Monday, June 10, 2019

Importance of Clustered Index

Everybody know that it is almost always better to have Clustered Index on a table for better performance, but I want to emphasize the Importance of Clustered Index Sizewise.

As most of the developers working in "Agile", which means without any proper planning, I've created several tables without proper indexing, just couple of foreign keys.
Tables were very narrow with just a few columns and my expectations for data growth were very modest. However, after just a little while I was very surprised when my database showed huge unexpected growth and size of the data became multiple times higher than I've expected.

After very little research I've found and fixed the problem. In this post I'll describe how I've done it.

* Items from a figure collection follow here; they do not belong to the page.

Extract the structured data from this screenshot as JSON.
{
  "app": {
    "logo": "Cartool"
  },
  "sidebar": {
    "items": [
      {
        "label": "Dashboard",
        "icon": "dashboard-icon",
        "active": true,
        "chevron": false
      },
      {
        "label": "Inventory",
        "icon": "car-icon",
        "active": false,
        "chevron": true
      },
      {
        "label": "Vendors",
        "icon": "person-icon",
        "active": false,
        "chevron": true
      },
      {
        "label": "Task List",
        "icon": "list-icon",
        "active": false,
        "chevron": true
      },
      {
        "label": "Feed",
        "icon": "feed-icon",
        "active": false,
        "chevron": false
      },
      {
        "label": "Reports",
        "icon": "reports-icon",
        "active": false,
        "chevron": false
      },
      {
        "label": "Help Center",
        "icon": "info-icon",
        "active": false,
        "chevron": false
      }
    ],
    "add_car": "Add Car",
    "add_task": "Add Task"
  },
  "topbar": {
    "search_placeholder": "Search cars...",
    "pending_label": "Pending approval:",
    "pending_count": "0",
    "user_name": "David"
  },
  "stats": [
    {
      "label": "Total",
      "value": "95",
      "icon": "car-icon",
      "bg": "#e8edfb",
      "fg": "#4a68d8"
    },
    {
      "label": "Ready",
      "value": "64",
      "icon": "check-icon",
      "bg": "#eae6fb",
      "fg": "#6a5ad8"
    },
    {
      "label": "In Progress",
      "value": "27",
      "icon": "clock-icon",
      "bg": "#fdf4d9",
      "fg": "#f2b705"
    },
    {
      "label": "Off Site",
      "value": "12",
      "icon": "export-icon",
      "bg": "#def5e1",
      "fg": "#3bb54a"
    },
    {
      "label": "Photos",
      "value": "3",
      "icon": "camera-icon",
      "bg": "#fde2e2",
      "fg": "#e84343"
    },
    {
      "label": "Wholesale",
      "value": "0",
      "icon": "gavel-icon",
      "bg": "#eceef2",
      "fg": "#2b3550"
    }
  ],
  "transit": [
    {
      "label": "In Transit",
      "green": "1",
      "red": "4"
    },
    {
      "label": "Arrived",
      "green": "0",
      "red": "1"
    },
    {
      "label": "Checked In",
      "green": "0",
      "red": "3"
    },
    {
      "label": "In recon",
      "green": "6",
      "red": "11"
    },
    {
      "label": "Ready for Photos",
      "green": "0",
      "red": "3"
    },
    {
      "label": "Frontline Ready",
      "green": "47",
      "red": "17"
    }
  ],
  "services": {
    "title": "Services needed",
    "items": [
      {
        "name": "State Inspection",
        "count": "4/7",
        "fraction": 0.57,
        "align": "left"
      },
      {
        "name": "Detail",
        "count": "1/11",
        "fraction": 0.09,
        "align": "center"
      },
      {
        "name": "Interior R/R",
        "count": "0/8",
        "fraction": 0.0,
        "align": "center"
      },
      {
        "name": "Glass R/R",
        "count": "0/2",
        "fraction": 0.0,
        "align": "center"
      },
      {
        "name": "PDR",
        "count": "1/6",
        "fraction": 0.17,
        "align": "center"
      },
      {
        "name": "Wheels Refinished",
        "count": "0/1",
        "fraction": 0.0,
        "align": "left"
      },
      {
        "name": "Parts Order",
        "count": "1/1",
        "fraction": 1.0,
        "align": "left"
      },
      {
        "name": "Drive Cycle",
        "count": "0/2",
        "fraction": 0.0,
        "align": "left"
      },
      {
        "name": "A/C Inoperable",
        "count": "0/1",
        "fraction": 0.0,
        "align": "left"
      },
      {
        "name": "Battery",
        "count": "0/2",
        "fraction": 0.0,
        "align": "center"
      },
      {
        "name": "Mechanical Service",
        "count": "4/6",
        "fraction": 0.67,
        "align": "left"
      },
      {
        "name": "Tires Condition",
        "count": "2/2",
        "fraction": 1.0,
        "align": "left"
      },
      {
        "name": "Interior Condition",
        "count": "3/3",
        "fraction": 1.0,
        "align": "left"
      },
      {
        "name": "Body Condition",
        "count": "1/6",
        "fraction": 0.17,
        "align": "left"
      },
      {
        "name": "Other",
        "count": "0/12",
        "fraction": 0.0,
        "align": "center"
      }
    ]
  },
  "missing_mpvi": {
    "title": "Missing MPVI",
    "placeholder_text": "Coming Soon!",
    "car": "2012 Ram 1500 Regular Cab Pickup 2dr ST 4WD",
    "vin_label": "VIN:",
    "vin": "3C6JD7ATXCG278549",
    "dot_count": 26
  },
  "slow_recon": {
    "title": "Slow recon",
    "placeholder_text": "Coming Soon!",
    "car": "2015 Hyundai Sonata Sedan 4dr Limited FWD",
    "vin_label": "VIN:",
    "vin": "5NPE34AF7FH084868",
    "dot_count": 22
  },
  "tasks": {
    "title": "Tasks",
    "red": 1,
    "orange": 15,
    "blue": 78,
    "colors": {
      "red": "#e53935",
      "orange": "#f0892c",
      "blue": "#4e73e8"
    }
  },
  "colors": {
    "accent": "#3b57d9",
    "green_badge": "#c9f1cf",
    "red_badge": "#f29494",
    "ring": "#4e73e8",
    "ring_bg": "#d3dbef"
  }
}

1. Identifying the Problem.

At firs I run following script to see the biggest tables in my database:
SELECT OBJECT_SCHEMA_NAME(st.object_id) + '.' + OBJECT_NAME(st.object_id) as ObjectName,
SUM(CASE WHEN st.index_id < 2 THEN st.row_count ELSE 0 END) as row_count,
SUM(CASE WHEN st.index_id < 2 THEN st.reserved_page_count ELSE 0 END)*8 as Data_Size_KB,
SUM(CASE WHEN st.index_id < 2 THEN st.used_page_count ELSE 0 END)*8 as Used_Data_Space_KB
FROM sys.dm_db_partition_stats st
LEFT JOIN sys.tables as t ON t.object_id = st.object_id
LEFT JOIN sys.indexes i ON i.OBJECT_ID = st.OBJECT_ID AND i.index_id = 1
WHERE OBJECT_SCHEMA_NAME(st.object_id) != 'sys'
GROUP BY OBJECT_SCHEMA_NAME(st.object_id), OBJECT_NAME(st.object_id), t.name
ORDER BY Data_Size_KB DESC, row_count DESC

OPTION (RECOMPILE);

Here is the Top of what I've got:

2. Data Research

As you can see from previous results, the biggest table is "tbl_Instance_WAIT_Data", where I collect data for waits in my systems. Lets take a look at the table's structure using "sp_help":

EXEC sp_help '[Data_Collection].[tbl_Instance_WAIT_Data]';


As you can see, that table has only 7 columns and data size for one row is only 44 bytes. With simple calculation we can determine that on one SQL Server database page, which is 8 Kb in size, can fit about 150 records. For the current row count of 692096 rows, expected data size is supposed to be no more than 37 Mb, but data usage exceeds 370 Mb (10 times more!) and total space usage is almost 3 Gb (80 times more!!!)

3. Simple Fix

To fix that space over usage problem we just need to create a clustered index like this:

CREATE CLUSTERED INDEX CLIX_Instance_WAIT_Data

ON Data_Collection.tbl_Instance_WAIT_Data 
([Timestamp], Instance_ID, Wait_ID);

*Just note that I use default database Fill Factor. In my case data will be sorted by Timestamp and 100% page fill factor will be OK, but in other cases you might need to reduce it to 70%-90%.

And now lets check the space size usage:

EXEC sp_spaceused '[Data_Collection].[tbl_Instance_WAIT_Data]';


As you can see, the data size has reduced to the expected number of ~37 Mb.